Classical Music Gets a Search API

Peachnote is quite an innovative approach to music analysis. Developed by Vladimir Viro, a renaissance man who bridges the worlds of classical music and advanced mathematics, the Peachnote API provides the ability to search a large collection of public compositions by melody or sequence of chords.

This is a passion project run largely by one man who’s interest keeps it alive.  The site lists API functionality limited by access to sufficient hardware, but these limitations didn’t stop Viro from winning an award from Google in May 2011.

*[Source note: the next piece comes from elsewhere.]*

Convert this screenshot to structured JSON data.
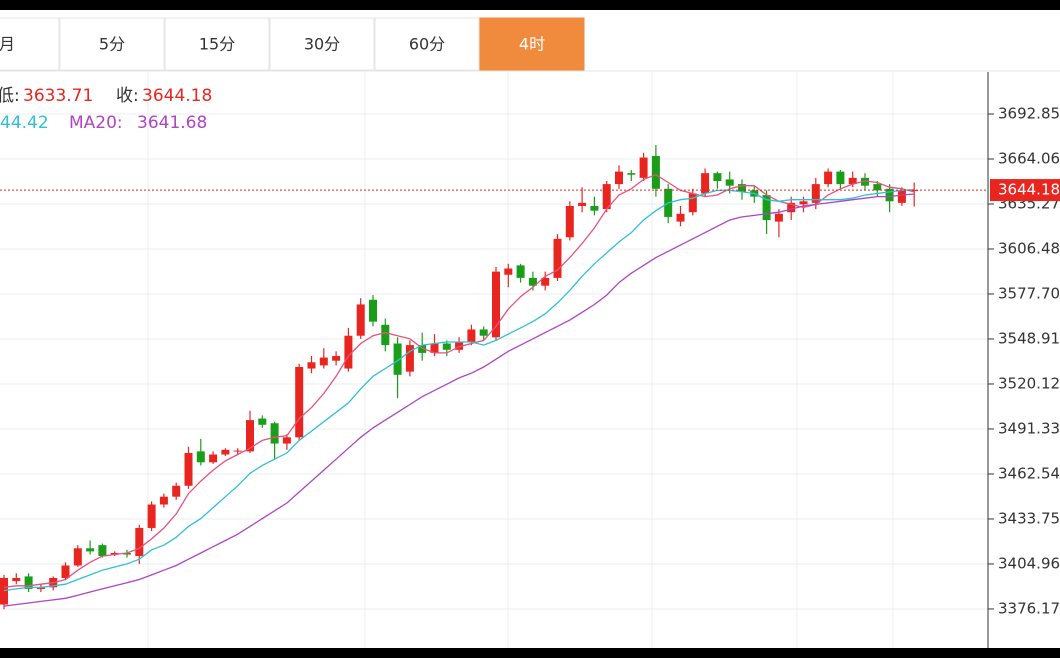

The documentation of the Peachnote API is very straightforward.  It’s all on one page.  Viro has taken a complex subject and provided value like any good API provider: by simplifying.  Doing something difficult or complex and making it accesible via API is a great strategy for relevance on the web.  There are three main search methods to this API:  Counting Ngram occurences, finding complete Scores, and pulling images of sheet music.  The count method allows you to tell how popular a particular melody has been through history.  By searching for scores,  you can access all the meta data for the piece that contains that melody.  Finally, if you actually want to see the music itself, you can pull up its digital image.

I’d be interested to hear from Vladimir on what his original intentions for the project were.  Is it a kind of due diligence for composers to check if the “new” melody they’ve created is actually new?  Is it the start of a classical music recommendation service?  I also wonder if the demand would support paid API access levels.  It’s always inspiring to see these projects and I hope this one continues.  It’s one of well over 100 music APIs in the index, but falls into a much smaller analysis category that will become more populated over time.

Be sure to read the next API article: Dropbox Woos Developers With New API Release


Comments (1)

Garrett, thank you very much for a nice review!

As to why I started developing Peachnote - I love music, and one of my quests in life has always been understanding how it works. Also I'm fascinated by data; for me it's like another element, like fire and water and air, I can watch it indefinitely. So trying to understand music by collecting and analyzing it was a natural thing for me to do. Sharing this joy with others is also quite nice - just ask the creators of Google Ngram Viewer. And of course there are plenty of interesting applications to be built on top of this data, I'm sure we will see many of them quite soon. I'll be attending the Music Hack Day in Boston this weekend, and hope that people will do something nice with the API. I don't know what, but that's the point of an API :-)

Hope to see you this weekend as well!